Dr Jonathan Saha — RHS Lecture, 24 September 2021

University of Leeds collection: Elephants and Empire

‘Accumulations and Cascades:

On the Ecological Impact of British Imperialism’

 

Dr Jonathan Saha (Durham University)

 

Friday 24 September 2021

17.30 BST – Live online via Zoom

Abstract

What effect did British imperialism in Myanmar during the nineteenth and early twentieth centuries have on frogs? And given that the lives of these small amphibian creatures were rarely ever recorded or preserved in archival collections, how might we find out? Sceptical readers may also wish to take a step back and ask, why should historians even care about their lives? These are unusual questions for a historian to confront, but they are occasioned by the deepening conversation between ecology and history.

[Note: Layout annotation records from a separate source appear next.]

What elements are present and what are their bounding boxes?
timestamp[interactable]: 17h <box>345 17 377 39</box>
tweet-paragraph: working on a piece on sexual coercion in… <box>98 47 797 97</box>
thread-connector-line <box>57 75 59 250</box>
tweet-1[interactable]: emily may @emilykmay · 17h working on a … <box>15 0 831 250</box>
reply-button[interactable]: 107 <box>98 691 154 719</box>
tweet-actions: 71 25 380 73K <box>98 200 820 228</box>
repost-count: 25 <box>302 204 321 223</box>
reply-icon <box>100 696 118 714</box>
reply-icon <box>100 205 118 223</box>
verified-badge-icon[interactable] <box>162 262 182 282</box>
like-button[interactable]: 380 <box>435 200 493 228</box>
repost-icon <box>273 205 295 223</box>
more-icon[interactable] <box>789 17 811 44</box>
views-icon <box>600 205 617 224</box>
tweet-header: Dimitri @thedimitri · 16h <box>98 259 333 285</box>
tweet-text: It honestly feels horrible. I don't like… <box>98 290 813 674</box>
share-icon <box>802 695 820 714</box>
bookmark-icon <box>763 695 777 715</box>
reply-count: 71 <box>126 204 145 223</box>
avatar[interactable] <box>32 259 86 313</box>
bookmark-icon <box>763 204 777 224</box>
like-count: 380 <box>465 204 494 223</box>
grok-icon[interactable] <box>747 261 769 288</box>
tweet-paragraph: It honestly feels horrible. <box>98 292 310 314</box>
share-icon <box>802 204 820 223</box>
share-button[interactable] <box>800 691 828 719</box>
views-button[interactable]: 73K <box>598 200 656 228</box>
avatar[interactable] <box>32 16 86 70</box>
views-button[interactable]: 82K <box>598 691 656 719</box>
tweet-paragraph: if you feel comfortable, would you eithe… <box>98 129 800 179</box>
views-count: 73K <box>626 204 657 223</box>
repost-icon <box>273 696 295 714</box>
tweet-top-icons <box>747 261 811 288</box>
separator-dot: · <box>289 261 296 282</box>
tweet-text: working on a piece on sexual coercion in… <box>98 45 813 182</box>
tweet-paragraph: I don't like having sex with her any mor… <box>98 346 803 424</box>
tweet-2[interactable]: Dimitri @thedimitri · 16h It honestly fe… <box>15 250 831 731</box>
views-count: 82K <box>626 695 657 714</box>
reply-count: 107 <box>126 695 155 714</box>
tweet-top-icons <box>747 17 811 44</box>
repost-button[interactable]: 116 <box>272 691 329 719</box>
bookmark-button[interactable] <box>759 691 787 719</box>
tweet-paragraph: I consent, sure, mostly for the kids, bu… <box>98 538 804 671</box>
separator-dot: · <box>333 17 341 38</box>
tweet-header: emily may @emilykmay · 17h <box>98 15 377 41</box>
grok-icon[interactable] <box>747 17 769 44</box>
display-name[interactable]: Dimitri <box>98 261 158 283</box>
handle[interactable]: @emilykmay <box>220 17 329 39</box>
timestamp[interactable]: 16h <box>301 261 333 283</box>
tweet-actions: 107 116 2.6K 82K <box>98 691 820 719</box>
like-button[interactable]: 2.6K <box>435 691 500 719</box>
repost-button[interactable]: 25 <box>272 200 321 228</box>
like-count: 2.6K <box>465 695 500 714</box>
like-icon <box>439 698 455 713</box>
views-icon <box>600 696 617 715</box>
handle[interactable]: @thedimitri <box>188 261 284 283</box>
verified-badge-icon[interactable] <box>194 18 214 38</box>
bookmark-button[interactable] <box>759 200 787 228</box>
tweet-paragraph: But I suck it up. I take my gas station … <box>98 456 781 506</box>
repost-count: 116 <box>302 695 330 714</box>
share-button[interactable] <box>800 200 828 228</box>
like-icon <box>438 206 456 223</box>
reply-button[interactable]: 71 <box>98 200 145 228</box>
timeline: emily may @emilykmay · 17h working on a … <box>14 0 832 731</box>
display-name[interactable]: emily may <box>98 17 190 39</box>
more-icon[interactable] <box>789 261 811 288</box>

In this lecture, Jonathan Saha delves into the ecological impact of colonial rule in Myanmar. Though this, he argues that the concepts of ‘accumulation’ and ‘cascade’ are useful for enabling historians to narrate the impact of imperialism on the lives of animals, including humans.

Speaker biography

Jonathan Saha is Associate Professor of History at the University of Durham researching colonial Myanmar. His first book, Law, Disorder and the Colonial State (Palgrave Macmillan, 2013), explored the history of corruption in the colony during the late nineteenth century.

Jonathan’s forthcoming book, Colonizing Animals: Interspecies Empire in Myanmar (Cambridge University Press, 2022), examines how animals shaped imperialism while having their own lives irrevocably transformed by the advent of colonialism. In addition, he has published a host of articles, including in Past & Present and the American Historical Review, on a range of other topics, such as law, mental illness, crime, and masculinity. He is co-chair of the Royal Historical Society’s Race, Equality and Ethnicity Working Group and one of the authors of its 2018 report.